Cancer progression and metastasis are associated with striking alterations in lysosomal compartments and tumor cells are highly dependent on effective lysosomal function. Thus, elevated expression of wildtype TFEB protein has been found sufficient for driving the oncogenic mechanism [42]. Altered activity and location of lysosomal proteases is central in tumors. Release of cathepsins into the extracellular space can promote tumor growth through their proteolytic effect on the basement membrane and activation of pro-tumorigenic proteins [43]. On the other hand, cathepsin activity inside the cell is linked to tumor growth inhibition. Cancer cells resistant towards traditional therapies may be sensitive to agents that trigger LMP and engage lysosomal cell death pathways [44,45]. Moreover, several examples of passive ion trapping of hydrophobic weak bases within lysosomes have been found. The effect of such lysosomal sequestration of chemotherapeutic agents could reduce the accessibility of these drugs to their target sites [46], whereas cationic amphiphilic drugs that inhibit acid sphingomyelinase may selectively kill cancer cells by promoting ceramide-mediated cell death [47]. Several examples of lysosome-targeted drug delivery system for efficient killing of cancer cells have been suggested. Anticancer drugs might be loaded into liposomes and then directed and enriched in lysosomes through chemical modification as exemplified by conjugation of the lysosomotropic octadecyl-rhodamine B [48] or guanidinylated neomycin (GNeo) [49]. Moreover, sorbitol scaffold is easily taken up by cells and can deliver anticancer drugs that are released by cleavage of peptides that are substrate of cathepsin B [50]. Furthermore the lysosomotropic detergent O-methyl-serine dodecylamide hydrochloride (MSDH), which show a pH dependent assembly and disassembly, might be loaded with drugs at neutral pH that is released when the vesicle reaches the acidic pH of the lysosome [51].
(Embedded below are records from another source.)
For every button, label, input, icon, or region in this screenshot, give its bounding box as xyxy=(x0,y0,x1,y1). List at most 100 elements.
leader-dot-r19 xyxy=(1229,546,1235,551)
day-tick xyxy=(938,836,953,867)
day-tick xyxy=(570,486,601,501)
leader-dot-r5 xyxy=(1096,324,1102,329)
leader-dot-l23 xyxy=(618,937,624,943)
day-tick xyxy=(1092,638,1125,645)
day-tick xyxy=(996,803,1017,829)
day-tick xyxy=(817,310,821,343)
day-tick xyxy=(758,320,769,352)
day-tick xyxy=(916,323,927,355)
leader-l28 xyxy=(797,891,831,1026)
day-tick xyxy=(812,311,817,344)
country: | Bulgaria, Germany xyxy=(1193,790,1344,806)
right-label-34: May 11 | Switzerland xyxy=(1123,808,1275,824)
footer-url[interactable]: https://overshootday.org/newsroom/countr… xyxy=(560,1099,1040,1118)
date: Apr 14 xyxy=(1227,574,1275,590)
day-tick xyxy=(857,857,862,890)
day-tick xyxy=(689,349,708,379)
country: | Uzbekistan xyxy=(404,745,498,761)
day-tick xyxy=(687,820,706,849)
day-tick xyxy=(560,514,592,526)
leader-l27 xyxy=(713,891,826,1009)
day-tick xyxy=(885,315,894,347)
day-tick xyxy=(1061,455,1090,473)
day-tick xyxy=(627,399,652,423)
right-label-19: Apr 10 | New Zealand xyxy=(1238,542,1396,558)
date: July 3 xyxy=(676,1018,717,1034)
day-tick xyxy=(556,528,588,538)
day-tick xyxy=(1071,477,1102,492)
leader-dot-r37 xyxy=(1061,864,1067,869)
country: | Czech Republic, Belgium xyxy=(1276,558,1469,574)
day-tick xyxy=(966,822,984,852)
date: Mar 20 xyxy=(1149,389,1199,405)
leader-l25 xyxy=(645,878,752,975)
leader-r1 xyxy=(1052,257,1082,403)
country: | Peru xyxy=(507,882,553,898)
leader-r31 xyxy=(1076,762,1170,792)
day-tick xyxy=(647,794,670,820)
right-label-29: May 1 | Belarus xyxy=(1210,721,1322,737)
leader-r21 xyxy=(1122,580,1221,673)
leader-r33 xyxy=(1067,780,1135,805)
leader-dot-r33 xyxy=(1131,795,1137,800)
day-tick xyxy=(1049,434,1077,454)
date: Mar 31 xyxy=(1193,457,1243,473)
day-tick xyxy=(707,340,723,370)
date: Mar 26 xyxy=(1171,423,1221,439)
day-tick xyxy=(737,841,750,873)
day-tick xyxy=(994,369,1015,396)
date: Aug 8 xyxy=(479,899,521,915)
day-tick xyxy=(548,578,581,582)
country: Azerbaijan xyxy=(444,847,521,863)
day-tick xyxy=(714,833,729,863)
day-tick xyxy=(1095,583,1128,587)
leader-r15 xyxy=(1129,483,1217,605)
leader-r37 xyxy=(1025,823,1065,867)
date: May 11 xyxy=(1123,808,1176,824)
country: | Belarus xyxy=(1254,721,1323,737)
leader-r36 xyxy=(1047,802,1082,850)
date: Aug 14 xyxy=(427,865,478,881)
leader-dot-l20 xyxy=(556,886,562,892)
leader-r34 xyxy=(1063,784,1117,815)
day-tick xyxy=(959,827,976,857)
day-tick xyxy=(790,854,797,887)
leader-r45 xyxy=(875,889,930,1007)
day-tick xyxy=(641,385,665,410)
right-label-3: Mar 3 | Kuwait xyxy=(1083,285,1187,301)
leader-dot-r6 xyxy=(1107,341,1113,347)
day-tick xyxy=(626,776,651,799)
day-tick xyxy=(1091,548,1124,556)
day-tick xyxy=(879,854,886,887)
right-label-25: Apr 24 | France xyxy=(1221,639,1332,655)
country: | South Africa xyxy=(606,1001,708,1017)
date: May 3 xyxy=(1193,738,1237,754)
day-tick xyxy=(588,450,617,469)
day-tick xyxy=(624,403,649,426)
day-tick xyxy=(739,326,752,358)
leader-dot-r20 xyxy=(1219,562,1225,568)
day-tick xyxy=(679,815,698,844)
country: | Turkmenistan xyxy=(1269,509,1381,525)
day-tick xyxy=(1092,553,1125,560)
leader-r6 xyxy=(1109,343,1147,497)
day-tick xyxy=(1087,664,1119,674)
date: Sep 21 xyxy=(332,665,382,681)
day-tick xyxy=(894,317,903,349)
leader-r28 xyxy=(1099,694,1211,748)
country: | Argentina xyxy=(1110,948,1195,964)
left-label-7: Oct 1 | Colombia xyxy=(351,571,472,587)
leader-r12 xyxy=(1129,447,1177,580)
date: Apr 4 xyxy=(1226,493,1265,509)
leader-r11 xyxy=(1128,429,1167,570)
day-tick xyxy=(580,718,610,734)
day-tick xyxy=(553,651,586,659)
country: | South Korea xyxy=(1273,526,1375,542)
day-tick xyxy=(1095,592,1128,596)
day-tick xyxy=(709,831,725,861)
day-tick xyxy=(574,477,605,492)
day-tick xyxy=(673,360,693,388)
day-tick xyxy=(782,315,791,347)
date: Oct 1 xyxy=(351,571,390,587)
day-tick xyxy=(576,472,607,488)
Taken together, a wide range of possible disruptions in lysosomal function have been identified which implies the central position of the lysosome in pathogenic processes. It points to the importance to develop therapeutics targeted toward these mechanisms. Although several recent important achievements in our understanding of lysosomal function, the challenge how to use the knowledge to improve future therapeutic treatment of diseases still remains.